Le père Mauro Armanino, prêtre de la Société des missions africaines, raconte : "Les fidèles venaient de célébrer la fête de la Pentecôte et avaient entendu le passage décrivant la descente de l'esprit sous forme de langues de feu sur les personnes présentes. Du feu de l'Esprit au feu des armes, l'étape a été courte, dramatiquement courte. Un feu et les autres feux, l'un de vie et les autres de mort. Des dizaines de personnes consumées par les incendies, ni les premières ni les dernières au Nigeria qui, depuis des années, glisse dans les abysses de la violence armée, de la corruption et de la complicité supposée et possible de certains hommes politiques."
Dans la note envoyée à l'Agence Fides, le missionnaire, qui travaille à Niamey, au Niger, souligne que "faire une liste des attaques armées au Nigeria serait pédant et la litanie des morts, malheureusement à mettre à jour quotidiennement, est indéfinie.
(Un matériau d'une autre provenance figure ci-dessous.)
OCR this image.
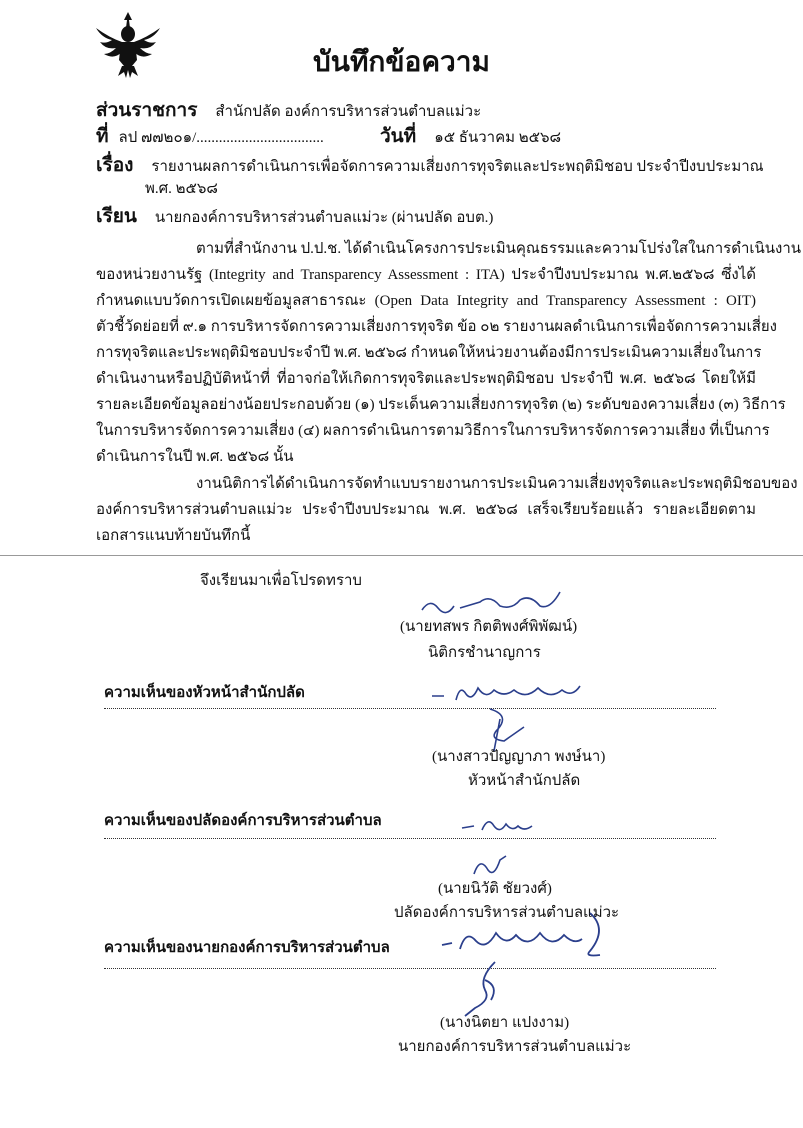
บันทึกข้อความ
ส่วนราชการ สำนักปลัด องค์การบริหารส่วนตำบลแม่วะ
ที่ ลป ๗๗๒๐๑/..................................	วันที่ ๑๕ ธันวาคม ๒๕๖๘
เรื่อง รายงานผลการดำเนินการเพื่อจัดการความเสี่ยงการทุจริตและประพฤติมิชอบ ประจำปีงบประมาณ
พ.ศ. ๒๕๖๘
เรียน นายกองค์การบริหารส่วนตำบลแม่วะ (ผ่านปลัด อบต.)
ตามที่สำนักงาน ป.ป.ช. ได้ดำเนินโครงการประเมินคุณธรรมและความโปร่งใสในการดำเนินงาน
ของหน่วยงานรัฐ (Integrity and Transparency Assessment : ITA) ประจำปีงบประมาณ พ.ศ.๒๕๖๘ ซึ่งได้
กำหนดแบบวัดการเปิดเผยข้อมูลสาธารณะ (Open Data Integrity and Transparency Assessment : OIT)
ตัวชี้วัดย่อยที่ ๙.๑ การบริหารจัดการความเสี่ยงการทุจริต ข้อ ๐๒ รายงานผลดำเนินการเพื่อจัดการความเสี่ยง
การทุจริตและประพฤติมิชอบประจำปี พ.ศ. ๒๕๖๘ กำหนดให้หน่วยงานต้องมีการประเมินความเสี่ยงในการ
ดำเนินงานหรือปฏิบัติหน้าที่ ที่อาจก่อให้เกิดการทุจริตและประพฤติมิชอบ ประจำปี พ.ศ. ๒๕๖๘ โดยให้มี
รายละเอียดข้อมูลอย่างน้อยประกอบด้วย (๑) ประเด็นความเสี่ยงการทุจริต (๒) ระดับของความเสี่ยง (๓) วิธีการ
ในการบริหารจัดการความเสี่ยง (๔) ผลการดำเนินการตามวิธีการในการบริหารจัดการความเสี่ยง ที่เป็นการ
ดำเนินการในปี พ.ศ. ๒๕๖๘ นั้น
งานนิติการได้ดำเนินการจัดทำแบบรายงานการประเมินความเสี่ยงทุจริตและประพฤติมิชอบของ
องค์การบริหารส่วนตำบลแม่วะ ประจำปีงบประมาณ พ.ศ. ๒๕๖๘ เสร็จเรียบร้อยแล้ว รายละเอียดตาม
เอกสารแนบท้ายบันทึกนี้
จึงเรียนมาเพื่อโปรดทราบ
(นายทสพร กิตติพงศ์พิพัฒน์)
นิติกรชำนาญการ
ความเห็นของหัวหน้าสำนักปลัด
(นางสาวปัญญาภา พงษ์นา)
หัวหน้าสำนักปลัด
ความเห็นของปลัดองค์การบริหารส่วนตำบล
(นายนิวัติ ชัยวงศ์)
ปลัดองค์การบริหารส่วนตำบลแม่วะ
ความเห็นของนายกองค์การบริหารส่วนตำบล
(นางนิตยา แปงงาม)
นายกองค์การบริหารส่วนตำบลแม่วะ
En 2020 déjà, une ONG locale avait dressé une liste des chrétiens tués au cours des six premiers mois de l'année : 1202, par des Peuls (bergers traditionnels) et des militants de Boko Haram/Iswap (État islamique dans la province d'Afrique de l'Ouest). Ces attaques ont eu lieu principalement dans le sud de Kaduna. L'ONG en question note que ces attaques sont répétées avec la complicité du gouvernement nigérian."
Le père Armanino explique que si les chrétiens ne sont pas les seules victimes de cette guerre, ils en représentent une part considérable. "Par exemple, le mois dernier, des maisons ont été brûlées et des magasins pillés dans le nord du pays sur la base d'accusations de blasphème. Il y a eu des dizaines de décès dans l'État de Benue de paroissiens qui ont quitté l'église et, on s'en souvient, la lapidation d'une écolière à Sokoto pour cause de blasphème. Plus tard, l'église de Sokoto a été incendiée et, les jours suivants, l'évêque a été menacé de mort."
Pour essayer de comprendre les faits, il est nécessaire de les replacer dans le contexte historique, économique et politique du pays", souligne père Armanino. La division créée et réelle entre le Nord et le Sud, le choix de la loi islamique (Charia) accordée à différents Etats du Nord, et surtout la grande corruption des militaires qui, manœuvrés par les politiciens, se mettent à la solde de ceux qui les paient. L'impunité règne et les mots de condamnation du dernier 'feu' du président M. Buhari sonnent de manière prévisible et finalement creuse." "Du feu de la Pentecôte, conclut-il, aux feux des armes, la distance était minime, quelques mètres seulement, mais il y a un abîme entre les deux, que seule la croix de résurrection peut aider à franchir. Le temps des martyrs africains n'est pas encore terminé."